Last month I tested random rebalancing strategies based on dates and found that searching for optimal points through time to reset asset allocation may not be terribly productive after all. Let’s continue to probe this line of analysis by reviewing the results of randomly changing asset weights for testing rebalancing strategies.

I’ll use the same 11-fund portfolio that’s globally diversified across key asset classes with a starting date of Dec. 31, 2003. The benchmark strategy is simply rebalancing the portfolio at the end of each year back to the initial weights, as defined in the table below.

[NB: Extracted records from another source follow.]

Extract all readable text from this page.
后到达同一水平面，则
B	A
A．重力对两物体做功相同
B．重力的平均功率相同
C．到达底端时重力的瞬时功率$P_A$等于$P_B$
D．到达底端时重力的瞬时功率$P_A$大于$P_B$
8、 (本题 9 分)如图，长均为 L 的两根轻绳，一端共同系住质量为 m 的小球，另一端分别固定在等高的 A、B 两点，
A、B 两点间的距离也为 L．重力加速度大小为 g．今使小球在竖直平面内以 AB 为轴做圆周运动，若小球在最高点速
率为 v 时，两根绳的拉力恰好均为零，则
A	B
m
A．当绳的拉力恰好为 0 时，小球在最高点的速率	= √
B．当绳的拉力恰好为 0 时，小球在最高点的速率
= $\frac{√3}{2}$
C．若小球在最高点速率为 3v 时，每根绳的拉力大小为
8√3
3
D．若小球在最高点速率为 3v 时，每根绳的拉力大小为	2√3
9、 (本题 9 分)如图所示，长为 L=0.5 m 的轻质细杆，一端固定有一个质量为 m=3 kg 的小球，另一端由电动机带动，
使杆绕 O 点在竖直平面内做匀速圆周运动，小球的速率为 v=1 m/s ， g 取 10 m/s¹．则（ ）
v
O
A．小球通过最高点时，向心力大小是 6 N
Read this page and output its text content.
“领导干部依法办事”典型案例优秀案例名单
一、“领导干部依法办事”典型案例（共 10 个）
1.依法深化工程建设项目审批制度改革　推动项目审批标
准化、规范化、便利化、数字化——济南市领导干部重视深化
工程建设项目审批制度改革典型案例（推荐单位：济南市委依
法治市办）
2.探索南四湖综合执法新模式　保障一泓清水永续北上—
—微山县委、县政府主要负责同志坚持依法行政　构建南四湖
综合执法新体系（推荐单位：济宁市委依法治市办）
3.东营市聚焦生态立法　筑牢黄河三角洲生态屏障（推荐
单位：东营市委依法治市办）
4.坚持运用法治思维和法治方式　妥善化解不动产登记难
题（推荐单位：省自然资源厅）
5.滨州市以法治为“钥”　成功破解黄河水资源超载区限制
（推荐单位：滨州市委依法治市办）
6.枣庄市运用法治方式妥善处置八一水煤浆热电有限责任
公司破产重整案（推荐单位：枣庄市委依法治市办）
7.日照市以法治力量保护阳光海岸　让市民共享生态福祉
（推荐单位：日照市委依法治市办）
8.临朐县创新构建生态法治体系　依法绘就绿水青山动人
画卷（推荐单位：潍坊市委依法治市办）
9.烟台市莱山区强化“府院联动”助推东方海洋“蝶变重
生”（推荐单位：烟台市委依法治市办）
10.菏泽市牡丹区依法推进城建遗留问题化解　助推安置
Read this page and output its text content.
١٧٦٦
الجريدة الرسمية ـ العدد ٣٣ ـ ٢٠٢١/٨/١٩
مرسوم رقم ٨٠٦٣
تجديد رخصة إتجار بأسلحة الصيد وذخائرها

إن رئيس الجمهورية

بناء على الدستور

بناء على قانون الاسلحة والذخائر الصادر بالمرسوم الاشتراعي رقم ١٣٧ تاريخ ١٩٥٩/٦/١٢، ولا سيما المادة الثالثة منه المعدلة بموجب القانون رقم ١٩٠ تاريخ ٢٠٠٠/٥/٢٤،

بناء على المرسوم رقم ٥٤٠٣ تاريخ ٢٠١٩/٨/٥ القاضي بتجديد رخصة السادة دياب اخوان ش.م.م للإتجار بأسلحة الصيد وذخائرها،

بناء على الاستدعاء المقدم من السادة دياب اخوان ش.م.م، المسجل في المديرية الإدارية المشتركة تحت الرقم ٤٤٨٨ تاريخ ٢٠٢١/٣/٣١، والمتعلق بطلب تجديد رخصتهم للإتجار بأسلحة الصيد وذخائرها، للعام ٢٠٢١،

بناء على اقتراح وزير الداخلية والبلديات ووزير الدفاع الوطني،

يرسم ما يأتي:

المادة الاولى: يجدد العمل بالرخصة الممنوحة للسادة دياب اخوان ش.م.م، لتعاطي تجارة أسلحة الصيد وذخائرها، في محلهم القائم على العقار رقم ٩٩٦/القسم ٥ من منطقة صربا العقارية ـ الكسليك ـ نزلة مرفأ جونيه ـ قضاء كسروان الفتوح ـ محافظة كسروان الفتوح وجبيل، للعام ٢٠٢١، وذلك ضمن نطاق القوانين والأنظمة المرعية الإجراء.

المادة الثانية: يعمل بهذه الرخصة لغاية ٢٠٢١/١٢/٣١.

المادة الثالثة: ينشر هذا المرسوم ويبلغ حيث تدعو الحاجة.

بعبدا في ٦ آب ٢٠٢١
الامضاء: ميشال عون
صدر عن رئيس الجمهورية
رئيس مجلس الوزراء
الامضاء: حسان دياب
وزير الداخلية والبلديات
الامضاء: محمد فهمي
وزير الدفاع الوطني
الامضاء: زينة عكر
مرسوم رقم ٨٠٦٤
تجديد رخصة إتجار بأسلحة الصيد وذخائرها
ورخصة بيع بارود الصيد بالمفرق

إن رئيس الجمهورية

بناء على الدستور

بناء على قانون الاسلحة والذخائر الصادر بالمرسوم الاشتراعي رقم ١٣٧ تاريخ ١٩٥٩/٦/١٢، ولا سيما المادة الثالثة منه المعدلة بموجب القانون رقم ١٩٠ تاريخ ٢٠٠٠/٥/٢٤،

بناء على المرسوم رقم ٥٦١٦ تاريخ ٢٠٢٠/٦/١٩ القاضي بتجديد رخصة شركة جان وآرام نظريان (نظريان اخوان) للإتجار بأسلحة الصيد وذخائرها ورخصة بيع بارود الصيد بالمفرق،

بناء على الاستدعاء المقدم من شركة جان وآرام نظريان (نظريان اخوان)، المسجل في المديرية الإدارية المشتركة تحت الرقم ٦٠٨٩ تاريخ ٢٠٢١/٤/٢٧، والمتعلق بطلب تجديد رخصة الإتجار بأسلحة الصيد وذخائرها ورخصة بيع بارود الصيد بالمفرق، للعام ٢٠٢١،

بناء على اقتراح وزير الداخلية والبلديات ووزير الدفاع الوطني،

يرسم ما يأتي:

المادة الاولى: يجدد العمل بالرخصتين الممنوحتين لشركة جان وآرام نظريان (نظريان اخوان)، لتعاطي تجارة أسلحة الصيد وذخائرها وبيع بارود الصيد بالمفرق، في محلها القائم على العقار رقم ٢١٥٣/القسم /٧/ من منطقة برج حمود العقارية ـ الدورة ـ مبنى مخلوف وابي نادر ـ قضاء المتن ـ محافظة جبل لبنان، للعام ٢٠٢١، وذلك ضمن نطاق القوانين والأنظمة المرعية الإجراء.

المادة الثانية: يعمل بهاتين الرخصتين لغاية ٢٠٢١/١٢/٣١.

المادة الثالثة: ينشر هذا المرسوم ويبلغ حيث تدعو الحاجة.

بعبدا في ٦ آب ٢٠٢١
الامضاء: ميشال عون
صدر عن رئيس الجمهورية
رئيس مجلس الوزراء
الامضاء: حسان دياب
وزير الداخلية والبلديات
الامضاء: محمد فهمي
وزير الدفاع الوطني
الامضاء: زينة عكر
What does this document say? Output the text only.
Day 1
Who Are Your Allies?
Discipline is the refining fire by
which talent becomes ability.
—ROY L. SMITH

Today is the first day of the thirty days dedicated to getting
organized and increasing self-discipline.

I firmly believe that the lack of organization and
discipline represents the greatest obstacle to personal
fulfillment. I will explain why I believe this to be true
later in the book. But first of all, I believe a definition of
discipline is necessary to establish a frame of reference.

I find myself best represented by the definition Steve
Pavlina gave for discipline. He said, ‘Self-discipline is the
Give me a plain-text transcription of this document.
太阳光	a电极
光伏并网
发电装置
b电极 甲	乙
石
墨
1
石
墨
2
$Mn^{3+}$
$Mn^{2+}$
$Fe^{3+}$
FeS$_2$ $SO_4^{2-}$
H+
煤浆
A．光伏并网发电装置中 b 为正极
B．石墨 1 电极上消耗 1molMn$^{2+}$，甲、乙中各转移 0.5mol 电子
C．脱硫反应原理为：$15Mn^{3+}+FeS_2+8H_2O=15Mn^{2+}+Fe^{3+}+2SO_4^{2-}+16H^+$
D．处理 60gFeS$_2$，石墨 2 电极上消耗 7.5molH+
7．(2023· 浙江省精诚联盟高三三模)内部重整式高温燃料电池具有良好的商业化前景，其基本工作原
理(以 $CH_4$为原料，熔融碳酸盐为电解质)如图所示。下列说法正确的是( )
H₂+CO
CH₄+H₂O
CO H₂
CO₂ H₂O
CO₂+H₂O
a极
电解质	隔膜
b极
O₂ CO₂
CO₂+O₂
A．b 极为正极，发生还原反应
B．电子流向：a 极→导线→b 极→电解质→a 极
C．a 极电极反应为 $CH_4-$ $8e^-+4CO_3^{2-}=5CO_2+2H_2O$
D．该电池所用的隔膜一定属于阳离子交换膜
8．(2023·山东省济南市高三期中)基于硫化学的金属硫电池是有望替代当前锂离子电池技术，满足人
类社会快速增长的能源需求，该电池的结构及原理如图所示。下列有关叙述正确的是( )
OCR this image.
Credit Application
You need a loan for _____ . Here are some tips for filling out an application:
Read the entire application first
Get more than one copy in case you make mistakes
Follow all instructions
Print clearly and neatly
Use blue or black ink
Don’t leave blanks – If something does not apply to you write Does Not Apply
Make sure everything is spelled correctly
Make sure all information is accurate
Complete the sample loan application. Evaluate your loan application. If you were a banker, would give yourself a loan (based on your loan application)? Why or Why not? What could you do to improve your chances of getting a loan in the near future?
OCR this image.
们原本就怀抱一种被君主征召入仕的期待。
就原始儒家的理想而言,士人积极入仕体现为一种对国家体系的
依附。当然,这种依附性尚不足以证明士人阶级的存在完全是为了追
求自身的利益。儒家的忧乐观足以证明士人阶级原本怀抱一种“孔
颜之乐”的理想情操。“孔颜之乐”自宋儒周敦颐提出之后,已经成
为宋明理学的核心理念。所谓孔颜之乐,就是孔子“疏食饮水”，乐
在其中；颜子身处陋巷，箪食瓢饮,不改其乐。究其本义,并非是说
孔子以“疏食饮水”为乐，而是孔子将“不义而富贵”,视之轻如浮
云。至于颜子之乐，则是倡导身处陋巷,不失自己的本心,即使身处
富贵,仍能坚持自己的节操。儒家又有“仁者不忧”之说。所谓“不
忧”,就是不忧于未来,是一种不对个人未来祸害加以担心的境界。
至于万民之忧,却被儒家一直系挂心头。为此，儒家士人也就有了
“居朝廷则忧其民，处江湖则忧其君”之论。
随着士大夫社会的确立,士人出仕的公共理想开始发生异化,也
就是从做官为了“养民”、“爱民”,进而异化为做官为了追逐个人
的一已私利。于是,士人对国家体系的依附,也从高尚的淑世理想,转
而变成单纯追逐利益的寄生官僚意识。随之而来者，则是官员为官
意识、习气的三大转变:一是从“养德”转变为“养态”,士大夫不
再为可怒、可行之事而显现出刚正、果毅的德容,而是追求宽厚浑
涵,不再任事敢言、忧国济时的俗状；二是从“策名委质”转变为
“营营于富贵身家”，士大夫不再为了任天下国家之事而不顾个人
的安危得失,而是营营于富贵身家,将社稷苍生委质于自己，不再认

Let’s assume that the benchmark strategy is someone’s best effort at portfolio design. Our fictional investor—let’s call him Ronald–has thought long and hard about asset allocation and decided that the portfolio mix above is the way to go. Ronald has back-tested the strategy with actual data with the funds listed above and thinks that the results are encouraging. A $100 investment at the start date (Dec. 31, 2003) increased to just over $200 as of Oct. 2, 2015. Ronald concludes that the portfolio’s 100% cumulative gain over the sample period is pretty good. He pats himself on the back and goes out for a celebratory dinner, confident that he’s built a winning portfolio. In other words, Ronald’s convinced that he possesses a fair amount of skill in the art/science of building and managing portfolios through time.

While Ronald’s away at the Overconfidence Café, let’s analyze his portfolio design by comparing it with random portfolios. We’ll use the same funds in the table above but randomly vary the weights for each of the portfolio’s assets. To ensure a fair test, we’ll keep the random weights within the same range in the table above—a minimum of 5% up to a maximum of 25%. Using R (you can find the code here), we’ll create 1,000 portfolios, each with a randomly selected mix of different weights for the 11 funds. To match Ronald’s portfolio, the strategies are 1) rebalanced back to the randomly selected target weights at the end of each year; 2) are always invested in each fund in some degree; 3) but no shorting or leverage is allowed. In sum, the random portfolios are identical to Ronald’s strategy with one exception: the asset weights are allowed to wander within a 5%-to-25% range.